Who's that handsome devil?
I hit the wall at about mile 20 of my first marathon. The New York Marathon makes a point of hitting all 5 boroughs, though of course Staten Island and the Bronx get the short shrift, as they so often do: you start on the Staten end of the Verrazzano Bridge, meaning your feet fall on Staten Island only as you leave it; and late in the race you take a brief detour through the South Bronx, and that section has the distinct feeling of checking a box.
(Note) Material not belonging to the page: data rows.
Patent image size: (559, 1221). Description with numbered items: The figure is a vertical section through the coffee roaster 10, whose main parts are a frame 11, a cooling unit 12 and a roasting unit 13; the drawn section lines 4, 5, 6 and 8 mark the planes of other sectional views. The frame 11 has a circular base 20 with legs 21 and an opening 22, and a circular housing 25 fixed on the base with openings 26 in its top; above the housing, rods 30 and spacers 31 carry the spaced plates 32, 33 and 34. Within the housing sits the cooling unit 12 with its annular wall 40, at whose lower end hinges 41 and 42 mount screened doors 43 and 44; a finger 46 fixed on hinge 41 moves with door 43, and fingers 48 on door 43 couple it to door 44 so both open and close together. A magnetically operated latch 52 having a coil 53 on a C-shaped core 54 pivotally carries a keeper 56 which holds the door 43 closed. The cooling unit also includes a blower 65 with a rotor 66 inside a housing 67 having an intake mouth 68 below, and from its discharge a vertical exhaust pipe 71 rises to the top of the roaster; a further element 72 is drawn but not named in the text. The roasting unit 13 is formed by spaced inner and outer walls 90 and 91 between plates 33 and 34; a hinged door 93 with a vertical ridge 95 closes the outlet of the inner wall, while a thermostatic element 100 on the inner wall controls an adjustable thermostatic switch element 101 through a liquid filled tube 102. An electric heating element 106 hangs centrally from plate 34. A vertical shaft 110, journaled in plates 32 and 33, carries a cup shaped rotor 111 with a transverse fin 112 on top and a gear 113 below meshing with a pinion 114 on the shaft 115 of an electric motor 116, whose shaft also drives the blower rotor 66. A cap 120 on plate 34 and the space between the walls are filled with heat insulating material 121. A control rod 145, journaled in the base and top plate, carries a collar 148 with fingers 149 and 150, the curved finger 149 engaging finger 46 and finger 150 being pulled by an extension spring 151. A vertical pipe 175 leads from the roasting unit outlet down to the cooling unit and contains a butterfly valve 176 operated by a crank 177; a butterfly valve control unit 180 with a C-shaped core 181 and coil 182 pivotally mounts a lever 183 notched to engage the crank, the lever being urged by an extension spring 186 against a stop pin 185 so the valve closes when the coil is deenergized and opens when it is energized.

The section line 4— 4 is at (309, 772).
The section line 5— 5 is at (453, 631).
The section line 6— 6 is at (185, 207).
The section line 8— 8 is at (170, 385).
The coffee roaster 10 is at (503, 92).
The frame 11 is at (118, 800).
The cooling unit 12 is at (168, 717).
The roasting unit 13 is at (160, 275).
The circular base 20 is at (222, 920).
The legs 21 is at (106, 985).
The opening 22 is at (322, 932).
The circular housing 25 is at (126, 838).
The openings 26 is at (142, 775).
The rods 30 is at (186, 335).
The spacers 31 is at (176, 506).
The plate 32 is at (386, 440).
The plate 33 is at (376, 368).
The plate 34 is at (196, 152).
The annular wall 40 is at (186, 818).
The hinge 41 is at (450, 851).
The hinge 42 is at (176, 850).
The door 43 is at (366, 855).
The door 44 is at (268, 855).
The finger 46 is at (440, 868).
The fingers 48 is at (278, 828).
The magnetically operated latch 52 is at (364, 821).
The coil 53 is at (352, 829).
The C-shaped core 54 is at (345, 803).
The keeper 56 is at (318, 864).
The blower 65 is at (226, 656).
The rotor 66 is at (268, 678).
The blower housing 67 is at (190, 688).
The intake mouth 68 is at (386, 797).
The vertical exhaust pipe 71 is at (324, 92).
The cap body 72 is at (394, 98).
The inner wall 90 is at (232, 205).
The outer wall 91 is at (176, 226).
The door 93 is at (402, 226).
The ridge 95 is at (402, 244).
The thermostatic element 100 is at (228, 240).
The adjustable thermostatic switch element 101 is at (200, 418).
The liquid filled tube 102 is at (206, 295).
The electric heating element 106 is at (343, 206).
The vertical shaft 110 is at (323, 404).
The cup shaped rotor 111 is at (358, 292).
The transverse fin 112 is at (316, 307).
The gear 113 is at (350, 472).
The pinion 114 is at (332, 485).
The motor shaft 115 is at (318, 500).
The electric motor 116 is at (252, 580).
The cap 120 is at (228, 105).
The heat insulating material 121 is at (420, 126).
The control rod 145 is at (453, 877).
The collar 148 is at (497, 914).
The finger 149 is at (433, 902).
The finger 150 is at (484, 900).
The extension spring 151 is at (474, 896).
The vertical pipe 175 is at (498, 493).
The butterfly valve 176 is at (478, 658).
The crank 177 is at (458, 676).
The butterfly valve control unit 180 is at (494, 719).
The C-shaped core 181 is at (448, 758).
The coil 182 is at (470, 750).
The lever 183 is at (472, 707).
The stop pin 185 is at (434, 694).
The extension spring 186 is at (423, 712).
It’s nothing like the mile upon mile run in Brooklyn and Queens, where most New Yorkers live. It’s considerably shorter than the 5 miles spent running through Harlem and Midtown on the way to a spectacular finish in Central Park. But it was where I hit the wall. My cousin and her boyfriend were standing along the side of the course there, cheering me on. I stopped to talk — I am a liesurely enough marathoner that it wasn’t going to make that much difference in my time. But when I got back on the road, I felt I had died. My legs no longer worked, my feet no longer worked. Even my arms hurt from swinging. All that was left of me was the sheer will to finish, as I reeled off 13 minute miles for the last 6 miles of the course. (For comparison, my PR in the mile is 6 minutes and 5 seconds; my typical distance-running pace is about 10.30 a mile.)
I have never been more purely human than I was in those six miles. The next year, on a much tougher course, I suffered similarly, as some evil race planner had placed a heartbreak hill, 2 miles long, at mile 22 — but I was expecting it. I knew what it was to hit the wall by then. No, it was as I dragged my almost-lifeless body down the streets on Manhattan, streets I had always walked with pure relish before then, that I experienced what it was to be an animal, stripped of all the bullshit. This is not to say that I want to spend all my time in that place, devoid of personality and pure in my pain. But I think it’s significant that I experienced a distinct crash in happiness in a period when I was no longer shooting for that moment.
I’m signed up for a marathon in a little less than three months, in Tucson. It’s meant to be mostly downhill, which will be both a blessing and a curse — could lose more toenails than usual. I currently weigh 25 pounds more than I did when I ran my first marathon, and 35 pounds more than I did when I ran my second. I worry about that. I’ll probably shed about 10 pounds in the next 11 weeks, and while that’s great, I’m not 100% sure that’s going to be good enough. I guess it’ll just have to be. Maybe it means the back-end pain is going to be even worse. Maybe that’s a good thing.
I have a goal to one day run a marathon on every continent. That means, after Tucson, that I have at least six to go. I’m hoping to run one in Australia in 2016 — there’s one in Tasmania in September. But I’ve learned not to make plans that far ahead.